Surely you’ve noticed a similar effect yourself when at a particularly loud bar or party. It’s hard to whisper sweet nothings into someone’s ear when the music’s so loud you have to scream bloody murder so they can hear you in the first place.

“Birds holding breeding territories in areas with higher noise levels sing higher amplitude songs, a common response to noise known as the Lombard effect,” the researchers state in the study.

“This improves signal efficacy by increasing communication distance, but it can come at a cost. Males that sing at higher minimum frequency often have lower vocal performance, which here is the ability to produce rapid trills at wide frequency bandwidths.”

To put that in plain terms, the birds have to sing so loudly that they’re unable to perform the voice tricks that get girl birds all hot and bothered. Basically, they’re expecting Tom Jones but are getting George Fisher.

Think what you will about their respective styles of music, but it’s pretty clear why Tom is a sex symbol and George… Isn’t.

“Jimmy’s singing ‘What’s New Pussycat’, and Bob’s doing ‘Hammer Smashed Face’ again… Ugh, I should’ve just stayed home tonight.”

Those Sexy, Sexy Birds

But now, with COVID-19 forcing everybody to stay home, San Fran has quieted down. So much, in fact, that noise levels in the city are lower than what they’ve been in decades.

Traffic on the Golden Gate Bridge has crashed to something we haven’t seen since 1954, the study states. Considering how many more cars there are around now than there were 70 years ago, that’s pretty astounding.

Even in the city, the ambient volume has fallen by 50% ever since the stay-at-home orders came into effect. The sparrows noticed that their surroundings had gotten quieter, too, and started singing differently.

Derryberry says that the male birds are now singing much more quietly, and are able to hit much lower notes than before. And what girl bird could resist the deep crooning voice of an avian Barry White?

“Their songs also sounded better. They sounded sexier,” says Derryberry. “They were better competitors, and they sounded like better mates to females.”

The study notes that the volume of the sparrows’ song fell by as much as a third. Despite this, their tweeting carried over twice the distance as before the coronavirus.

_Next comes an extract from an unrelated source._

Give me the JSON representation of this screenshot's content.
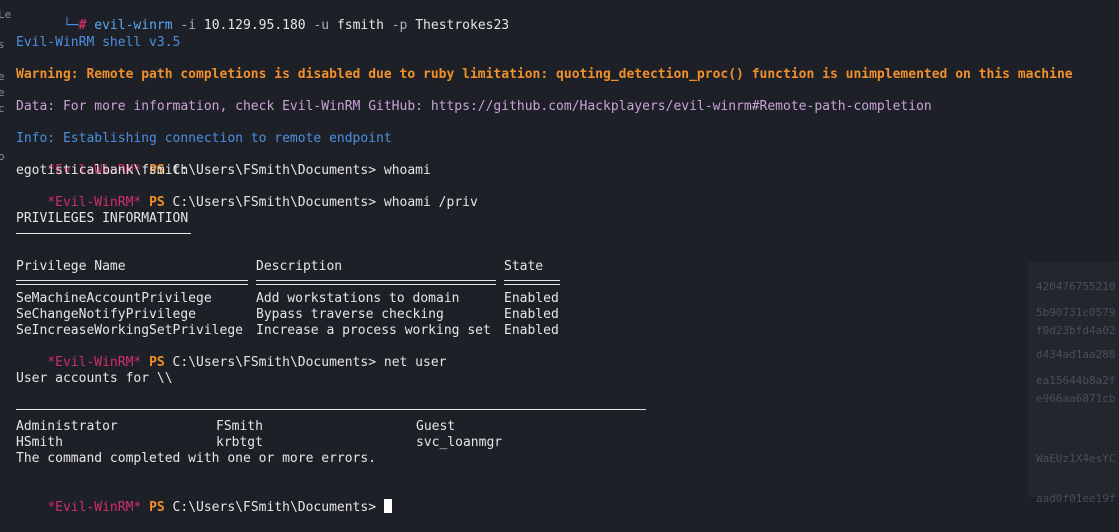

According to the researchers, these results are consistent with reports from people saying that birdsong has become more audible over the summer.

“A doubling [in the birds’ communication distance] would allow people to hear birds at twice the previous distance, or effectively four times more birds than usual,” the study reads.

So what’s the takeaway from all this? Derryberry says that the results show just how quickly birds adapt to environmental changes, and that curbing noise pollution could have positive effects on biodiversity.

Maybe we can also infer that ladies prefer a steamy ballad to brutal death metal. But that’d probably depend on the lady in question.